China ranked among the top countries in education according to an international survey conducted in the first decade of the 21st century.

Dr. Yulia Kovas said, “At the top of international rankings were Chinese students and some other East Asian countries, alongside Finland, which was described as a European paradox for being among the group of Asian countries excelling in this field.”

So, is there anything to learn from countries that perform well in mathematics?

Jingjin Miao, assistant professor of math education at Jiangxi University in China, explains that education in China focuses on “basic knowledge, basic skills, basic mathematical experiences, and basic mathematical thinking.”

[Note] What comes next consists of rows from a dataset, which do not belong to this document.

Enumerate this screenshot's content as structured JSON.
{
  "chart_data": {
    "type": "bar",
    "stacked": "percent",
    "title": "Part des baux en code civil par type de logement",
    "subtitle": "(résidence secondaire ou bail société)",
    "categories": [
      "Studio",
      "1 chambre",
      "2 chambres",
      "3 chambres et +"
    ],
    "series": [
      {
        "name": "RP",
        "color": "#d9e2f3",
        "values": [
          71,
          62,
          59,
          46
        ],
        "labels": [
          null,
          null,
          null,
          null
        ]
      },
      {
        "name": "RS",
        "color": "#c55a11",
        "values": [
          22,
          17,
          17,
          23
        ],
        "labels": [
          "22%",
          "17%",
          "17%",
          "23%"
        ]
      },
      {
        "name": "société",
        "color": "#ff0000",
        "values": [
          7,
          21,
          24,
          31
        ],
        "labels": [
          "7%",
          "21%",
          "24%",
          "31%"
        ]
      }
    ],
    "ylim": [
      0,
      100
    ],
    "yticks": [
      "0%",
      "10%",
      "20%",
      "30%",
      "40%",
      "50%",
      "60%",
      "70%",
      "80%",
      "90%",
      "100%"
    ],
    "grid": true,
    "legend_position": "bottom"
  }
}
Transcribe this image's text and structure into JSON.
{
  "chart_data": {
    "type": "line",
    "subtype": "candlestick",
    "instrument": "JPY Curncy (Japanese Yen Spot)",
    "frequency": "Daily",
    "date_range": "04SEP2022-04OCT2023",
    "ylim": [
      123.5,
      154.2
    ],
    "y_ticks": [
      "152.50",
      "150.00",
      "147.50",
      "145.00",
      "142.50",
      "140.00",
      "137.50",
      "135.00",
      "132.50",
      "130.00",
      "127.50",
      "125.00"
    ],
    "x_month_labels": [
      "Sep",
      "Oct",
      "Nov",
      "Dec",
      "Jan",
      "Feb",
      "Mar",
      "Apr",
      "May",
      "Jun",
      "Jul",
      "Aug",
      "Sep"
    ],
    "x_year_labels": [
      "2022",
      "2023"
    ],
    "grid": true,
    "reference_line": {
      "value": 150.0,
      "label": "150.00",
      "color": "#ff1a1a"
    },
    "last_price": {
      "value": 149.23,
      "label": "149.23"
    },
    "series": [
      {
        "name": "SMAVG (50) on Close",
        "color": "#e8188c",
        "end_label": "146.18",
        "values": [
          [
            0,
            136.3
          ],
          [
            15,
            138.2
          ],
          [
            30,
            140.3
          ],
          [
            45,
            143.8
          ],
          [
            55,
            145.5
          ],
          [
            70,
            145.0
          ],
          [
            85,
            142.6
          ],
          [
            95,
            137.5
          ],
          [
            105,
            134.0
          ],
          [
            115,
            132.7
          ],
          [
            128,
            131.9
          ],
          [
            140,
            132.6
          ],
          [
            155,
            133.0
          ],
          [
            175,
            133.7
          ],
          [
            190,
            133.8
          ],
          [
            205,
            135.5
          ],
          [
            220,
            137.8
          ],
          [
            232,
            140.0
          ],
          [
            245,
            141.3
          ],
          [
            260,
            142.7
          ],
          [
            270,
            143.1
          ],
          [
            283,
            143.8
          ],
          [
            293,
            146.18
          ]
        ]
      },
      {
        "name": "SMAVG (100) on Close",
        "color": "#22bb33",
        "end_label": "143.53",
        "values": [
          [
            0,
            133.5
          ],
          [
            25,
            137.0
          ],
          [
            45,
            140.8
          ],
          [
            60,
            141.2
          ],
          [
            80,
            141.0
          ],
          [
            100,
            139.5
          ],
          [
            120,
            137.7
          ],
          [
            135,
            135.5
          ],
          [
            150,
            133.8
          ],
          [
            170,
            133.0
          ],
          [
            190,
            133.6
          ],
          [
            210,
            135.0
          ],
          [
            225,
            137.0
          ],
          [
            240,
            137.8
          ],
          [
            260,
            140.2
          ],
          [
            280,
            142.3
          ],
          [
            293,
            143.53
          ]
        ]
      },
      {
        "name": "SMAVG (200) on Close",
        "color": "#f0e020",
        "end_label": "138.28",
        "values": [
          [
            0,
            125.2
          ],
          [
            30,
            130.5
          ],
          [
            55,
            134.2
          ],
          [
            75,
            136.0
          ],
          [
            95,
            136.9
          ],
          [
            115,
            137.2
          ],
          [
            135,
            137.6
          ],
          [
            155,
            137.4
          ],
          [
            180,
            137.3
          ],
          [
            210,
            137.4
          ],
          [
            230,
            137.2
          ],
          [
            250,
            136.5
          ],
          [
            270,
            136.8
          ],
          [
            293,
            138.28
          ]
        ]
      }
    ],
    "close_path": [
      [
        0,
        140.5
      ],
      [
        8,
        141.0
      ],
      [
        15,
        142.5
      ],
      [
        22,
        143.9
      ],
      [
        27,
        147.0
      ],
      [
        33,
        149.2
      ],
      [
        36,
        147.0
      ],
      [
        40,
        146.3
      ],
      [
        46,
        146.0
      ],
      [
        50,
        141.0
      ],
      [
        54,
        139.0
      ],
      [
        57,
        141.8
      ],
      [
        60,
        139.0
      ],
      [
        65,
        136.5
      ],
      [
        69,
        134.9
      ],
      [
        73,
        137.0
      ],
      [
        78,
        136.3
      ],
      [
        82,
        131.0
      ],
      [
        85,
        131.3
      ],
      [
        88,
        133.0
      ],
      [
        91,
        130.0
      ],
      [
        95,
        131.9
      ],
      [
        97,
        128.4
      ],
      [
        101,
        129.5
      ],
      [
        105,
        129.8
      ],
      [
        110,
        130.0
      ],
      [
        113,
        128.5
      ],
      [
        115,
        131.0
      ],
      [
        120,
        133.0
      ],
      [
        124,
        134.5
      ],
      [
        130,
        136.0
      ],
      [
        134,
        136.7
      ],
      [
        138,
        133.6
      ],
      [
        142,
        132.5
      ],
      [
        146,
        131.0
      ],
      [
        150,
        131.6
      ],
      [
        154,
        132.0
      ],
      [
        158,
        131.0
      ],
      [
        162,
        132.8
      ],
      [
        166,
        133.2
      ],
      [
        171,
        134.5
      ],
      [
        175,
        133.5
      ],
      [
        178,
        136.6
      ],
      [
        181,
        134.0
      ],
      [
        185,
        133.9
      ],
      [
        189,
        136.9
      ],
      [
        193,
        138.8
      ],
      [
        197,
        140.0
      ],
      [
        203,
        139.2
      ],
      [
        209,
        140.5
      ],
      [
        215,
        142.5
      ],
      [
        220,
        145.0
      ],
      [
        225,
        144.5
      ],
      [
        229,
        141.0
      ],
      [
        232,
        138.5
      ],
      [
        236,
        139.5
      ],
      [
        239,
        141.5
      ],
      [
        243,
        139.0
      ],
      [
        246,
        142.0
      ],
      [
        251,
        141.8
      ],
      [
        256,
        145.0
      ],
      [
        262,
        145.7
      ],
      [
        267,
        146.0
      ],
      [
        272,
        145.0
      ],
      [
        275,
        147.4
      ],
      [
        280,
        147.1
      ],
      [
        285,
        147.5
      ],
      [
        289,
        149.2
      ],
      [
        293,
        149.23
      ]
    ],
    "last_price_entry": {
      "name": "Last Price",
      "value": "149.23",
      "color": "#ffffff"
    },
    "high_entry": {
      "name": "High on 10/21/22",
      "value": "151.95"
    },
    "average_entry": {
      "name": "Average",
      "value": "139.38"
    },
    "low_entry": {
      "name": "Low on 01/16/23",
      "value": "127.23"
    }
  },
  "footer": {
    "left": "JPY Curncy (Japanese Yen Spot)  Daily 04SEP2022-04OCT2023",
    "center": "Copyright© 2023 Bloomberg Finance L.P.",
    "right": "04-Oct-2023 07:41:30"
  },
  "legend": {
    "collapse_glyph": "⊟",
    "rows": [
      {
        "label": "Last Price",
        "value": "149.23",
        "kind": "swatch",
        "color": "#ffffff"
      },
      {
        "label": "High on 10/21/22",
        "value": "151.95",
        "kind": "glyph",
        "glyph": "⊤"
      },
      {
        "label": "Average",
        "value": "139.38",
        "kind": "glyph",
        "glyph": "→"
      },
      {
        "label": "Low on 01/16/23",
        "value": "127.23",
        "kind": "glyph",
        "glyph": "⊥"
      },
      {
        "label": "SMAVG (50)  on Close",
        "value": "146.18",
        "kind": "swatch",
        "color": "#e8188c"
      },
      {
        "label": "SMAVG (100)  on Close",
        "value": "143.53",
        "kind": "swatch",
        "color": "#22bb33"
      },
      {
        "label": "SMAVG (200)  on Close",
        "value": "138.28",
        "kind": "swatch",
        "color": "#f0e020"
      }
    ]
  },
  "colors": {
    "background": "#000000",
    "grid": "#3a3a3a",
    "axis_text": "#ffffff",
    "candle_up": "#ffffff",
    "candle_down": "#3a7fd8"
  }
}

She adds that teachers in China enjoy great respect in society, and they are not required to teach more than one or two classes a day, giving them enough time to prepare lessons carefully.

Meanwhile, Pekka Räsänen, professor of economic sociology at the University of Turku in Finland, points out that Finland’s math education system also focuses on basics. He says, “The main philosophy of the Finnish education system is to ensure mastery of basic skills for all students.”

Räsänen adds that teachers in Finland undergo five years of academic training, and the number of applicants to study education exceeds available seats by ten times due to the high status of teachers in society.

However, as Kovas emphasizes, “Differences between countries show the complexity of this issue, and success is not linked to a single factor but to the interaction of a whole system of policies, values, and educational practices.”